Do you use you're electric immersion at all ?
 
Forgot to say - Imo I'd try to descale it and then fit some sort of limescale prevention device.
A new unvented cylinder every 3 years is not the way to go !
 
if its a 3 year old new build and the manufactures instructions require a scale prevention device on the inlet of the cylinder then you should be able to get it fixed free of charge under your house builders 10year warantee provider. It is a laten defect which means a design fault/fault that has occurred due to incorrect installation and not ware and tear and as such should be covered even if the original plumbers warantee period is over.
 
Thanks BLOD, definitely we will put a limescale prevention device, but that will be after we get the cylinder fixed. We use the boiler only, no idea if the electric immersion ever kicked in.
 
AWheating ... that will be nice, but there is nothing in the Range Tribune HE "Installation and Maintenance Instruction" manual anything mentioned about scale prevention device. Actually the only thing mentioned is that Range Tribune warranty does not cover limescale related problems :sad3:. I think NHBC warranty cover structural problems in the 10 year warranty. The plumbing is covered 2 years only by the builder.

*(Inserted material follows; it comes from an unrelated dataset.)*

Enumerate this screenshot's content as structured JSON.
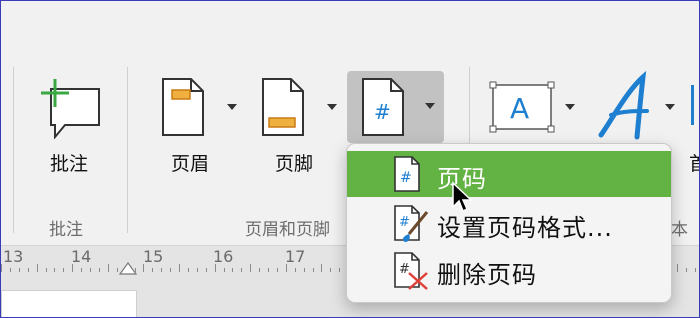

But, on the same idea, should I consider that maybe the plumbing subcontractor did not installed a new cylinder? Sound pretty ... unprofessional (and it looked new when I got the keys). There is anyway I can check this now? Maybe serial number is the key?
 
phone the manufacture and ask if they advise scale protection? if they say yes then phone the nhbc and tell them that the cylinder was not fitted originallyto the manufactures requirements and thus its a design fault. You may get lucky and get it fixed for free, you may be told to go away but for a 20pence phone bill its worth the time.